The premise to this piece is intriguing to say the least, as the entire narrative hinges on the murder of Leon – and in most cases, the viewer would be sympathetic towards the victim, and his family, especially as we witness the world from their perspective. But not in this instance – as Leon was a nasty, vindictive racist with no endearing qualities, leaving the viewer in a position whereby we’re actively against our protagonists getting to the bottom of the incident, subverting the genre somewhat. It’s actually the erratic, capricious tone that is the biggest shortcoming, as Slattery’s intentions are never quite tangible. At times the film is surreal and almost farcical, which does nothing but devalue the more severe, naturalistic aspects of the picture, and vice versa. That being said, the realism is somewhat difficult to abide by as it is, as the setting is so incredibly bleak and miserable, to the point where it just becomes ridiculous.
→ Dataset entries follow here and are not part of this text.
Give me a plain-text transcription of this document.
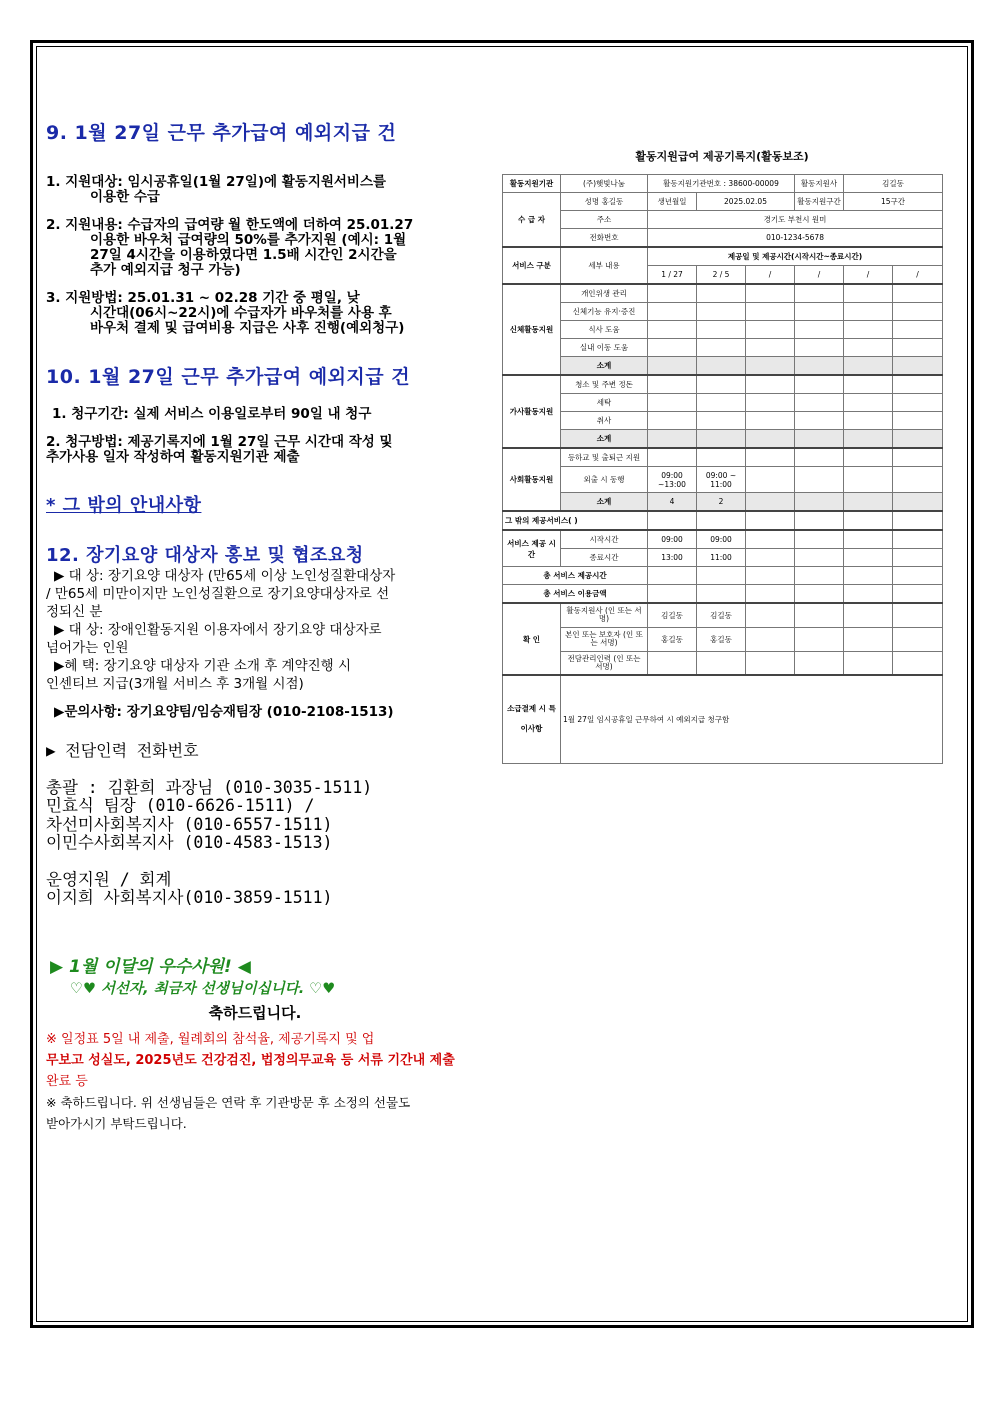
9. 1월 27일 근무 추가급여 예외지급 건

1. 지원대상: 임시공휴일(1월 27일)에 활동지원서비스를

이용한 수급

2. 지원내용: 수급자의 급여량 월 한도액에 더하여 25.01.27

이용한 바우처 급여량의 50%를 추가지원 (예시: 1월

27일 4시간을 이용하였다면 1.5배 시간인 2시간을

추가 예외지급 청구 가능)

3. 지원방법: 25.01.31 ~ 02.28 기간 중 평일, 낮

시간대(06시~22시)에 수급자가 바우처를 사용 후

바우처 결제 및 급여비용 지급은 사후 진행(예외청구)

10. 1월 27일 근무 추가급여 예외지급 건

1. 청구기간: 실제 서비스 이용일로부터 90일 내 청구

2. 청구방법: 제공기록지에 1월 27일 근무 시간대 작성 및

추가사용 일자 작성하여 활동지원기관 제출

* 그 밖의 안내사항

12. 장기요양 대상자 홍보 및 협조요청

▶ 대 상: 장기요양 대상자 (만65세 이상 노인성질환대상자

/ 만65세 미만이지만 노인성질환으로 장기요양대상자로 선

정되신 분

▶ 대 상: 장애인활동지원 이용자에서 장기요양 대상자로

넘어가는 인원

▶혜 택: 장기요양 대상자 기관 소개 후 계약진행 시

인센티브 지급(3개월 서비스 후 3개월 시점)

▶문의사항: 장기요양팀/임승재팀장 (010-2108-1513)

▶ 전담인력 전화번호

총괄 : 김환희 과장님 (010-3035-1511)

민효식 팀장 (010-6626-1511) /

차선미사회복지사 (010-6557-1511)

이민수사회복지사 (010-4583-1513)

운영지원 / 회계

이지희 사회복지사(010-3859-1511)

▶ 1월 이달의 우수사원! ◀

♡♥ 서선자, 최금자 선생님이십니다. ♡♥

축하드립니다.

※ 일정표 5일 내 제출, 월례회의 참석율, 제공기록지 및 업

무보고 성실도, 2025년도 건강검진, 법정의무교육 등 서류 기간내 제출

완료 등

※ 축하드립니다. 위 선생님들은 연락 후 기관방문 후 소정의 선물도

받아가시기 부탁드립니다.

활동지원급여 제공기록지(활동보조)
활동지원기관	(주)햇빛나눔	활동지원기관번호 : 38600-00009			활동지원사	김길동	
수 급 자	성명 홍길동	생년월일	2025.02.05		활동지원구간	15구간	
	주소	경기도 부천시 원미					
	전화번호	010-1234-5678					
서비스 구분	세부 내용	제공일 및 제공시간(시작시간~종료시간)					
		1 / 27	2 / 5	/	/	/	/
신체활동지원	개인위생 관리						
	신체기능 유지·증진						
	식사 도움						
	실내 이동 도움						
	소계						
가사활동지원	청소 및 주변 정돈						
	세탁						
	취사						
	소계						
사회활동지원	등하교 및 출퇴근 지원						
	외출 시 동행	09:00 ~13:00	09:00 ~ 11:00				
	소계	4	2				
그 밖의 제공서비스( )							
서비스 제공 시간	시작시간	09:00	09:00				
	종료시간	13:00	11:00				
총 서비스 제공시간							
총 서비스 이용금액							
확 인	활동지원사 (인 또는 서명)	김길동	김길동				
	본인 또는 보호자 (인 또는 서명)	홍길동	홍길동				
	전담관리인력 (인 또는 서명)						
소급결제 시 특이사항	1월 27일 임시공휴일 근무하여 시 예외지급 청구함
Thankfully, however, an exceptional lead performance by Hoffman ensures the film maintains an element of class. He simply illuminates the screen in the only way he knew how. Perhaps given the recent tragedy, you’re willing on a special performance, and looking out for it more so than usual– but you don’t have to look very hard, as his empathetic vulnerability and distinctive humility he bears emanates off the screen. Sadly, though, and much like his other picture still to come, A Most Wanted Man – it’s a performance better than the movie itself. In God’s Pocket he is blessed with a great character though, and brilliant entry point into this world – because he’s not from the eponymous, blue collar neighbourhood this film is set, and instead is an outsider, who had merely moved in. It makes him objective, and he represents the viewer as a result, able to have that disconnect and peer almost voyeuristically into this area from the outside.
There is just so much wasted potential to this film as the cast (which also consists of the wonderful Eddie Marsan), matched by a narrative that should make for a compelling feature, and yet it’s difficult to not feel somewhat underwhelmed when leaving the cinema. Nevertheless, what Slattery has achieved with this debut production, is atmosphere, as he has created a grimy, bleak and ultimately morbid affair. If you were to put your hand into God’s Pocket, you’d come out with a fistful of dirt.